Kusan Hewage, an associate professor of engineering at UBCO, said the process is similar to air conditioning, where cool air is collected and pumped into a hot building.
"If you have heated air in the building, you would blow the heated air through these condensors or pipes, through the snow storage system and then that heated air gets cold and then it comes back to the building," he explained.
The kind of equipment needed would be similar to what's used in geothermal technology, he said, but instead of the lines going down into the ground, they would go out to the snow dump.
An added benefit of high-density snow cooling is that the ease of treating the waste snow, Hewage said.
Snow on roadways is tainted with all sorts of chemicals, and those chemicals are usually released into the environment as it melts, he explained. But using this system, a large amount of snow all melts in one place and can be cleaned or treated before it's returned to the water system.

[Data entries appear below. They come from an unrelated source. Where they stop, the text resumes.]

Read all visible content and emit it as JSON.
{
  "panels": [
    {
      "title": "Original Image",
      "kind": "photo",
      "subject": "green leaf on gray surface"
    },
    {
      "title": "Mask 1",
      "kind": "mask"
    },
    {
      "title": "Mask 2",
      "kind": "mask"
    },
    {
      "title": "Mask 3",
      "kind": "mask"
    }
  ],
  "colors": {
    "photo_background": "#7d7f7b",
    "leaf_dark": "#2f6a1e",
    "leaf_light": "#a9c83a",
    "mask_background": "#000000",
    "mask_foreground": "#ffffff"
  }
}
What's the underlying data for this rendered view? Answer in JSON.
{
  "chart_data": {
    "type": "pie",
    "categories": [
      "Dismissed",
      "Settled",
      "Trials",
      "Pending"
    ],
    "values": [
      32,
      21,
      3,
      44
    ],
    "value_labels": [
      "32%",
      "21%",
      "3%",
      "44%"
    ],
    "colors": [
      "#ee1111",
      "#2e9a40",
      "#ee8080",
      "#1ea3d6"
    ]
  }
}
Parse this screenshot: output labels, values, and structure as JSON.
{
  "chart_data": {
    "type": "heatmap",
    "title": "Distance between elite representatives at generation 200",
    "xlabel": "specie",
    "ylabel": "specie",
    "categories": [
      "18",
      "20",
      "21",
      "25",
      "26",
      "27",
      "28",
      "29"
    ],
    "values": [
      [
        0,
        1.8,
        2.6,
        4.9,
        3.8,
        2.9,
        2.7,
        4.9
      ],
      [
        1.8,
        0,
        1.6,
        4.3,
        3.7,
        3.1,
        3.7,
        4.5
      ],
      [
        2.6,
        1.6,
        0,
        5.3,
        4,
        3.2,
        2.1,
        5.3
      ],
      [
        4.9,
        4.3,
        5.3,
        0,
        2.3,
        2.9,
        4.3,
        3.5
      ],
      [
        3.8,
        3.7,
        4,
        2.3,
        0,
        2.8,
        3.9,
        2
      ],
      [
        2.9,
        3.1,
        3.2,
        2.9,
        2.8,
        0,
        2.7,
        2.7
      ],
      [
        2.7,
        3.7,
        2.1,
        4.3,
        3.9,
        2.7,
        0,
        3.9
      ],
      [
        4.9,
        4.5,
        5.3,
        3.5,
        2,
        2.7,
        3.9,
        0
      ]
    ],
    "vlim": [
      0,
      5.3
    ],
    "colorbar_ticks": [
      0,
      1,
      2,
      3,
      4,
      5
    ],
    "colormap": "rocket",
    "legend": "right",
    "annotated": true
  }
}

Snow cooling technology is currently used several other countries, including Sweden, where a 60,000 cubic-metre pile of stored winter snow is used to cool the Sundsvall Hospital during the summer.
Hewage and his colleagues determined that in Canada, it would take about a playground's worth of snow to cool a neighbourhood of 200 to 300 homes for the summer. In the winter, the snow could be compacted and used as a skating rink, he said.
With current energy prices, the system is more economically feasible in Ontario, where rates are high. B.C. has an abundant supply of cheap hydro power.
"But, of course, the environment has a price, too. So if you consider all of the aspects - environment, economic and also the social dimensions - I believe this is a good technology for Canada," Hewage said.
The federal government announced plans last week to curb greenhouse gas emissions by instituting a nation-wide carbon tax.
Prime Minister Justin Trudeau says the tax will be $50 per tonne by 2022, and it will be imposed on provinces that do not implement it on their own or bring in a cap-and-trade system.
Policies such as this will prompt a demand for green technology such as snow cooling, Hewage said.
"With that, I believe these sort of unconventional techniques will have a future here in Canada," he said.
The UBCO team plans on continuing to examine what that future will entail. Hewage said his team will do a cost analysis of the snow cooling system, and is working on other research into creating Canada's most sustainable neighbourhood.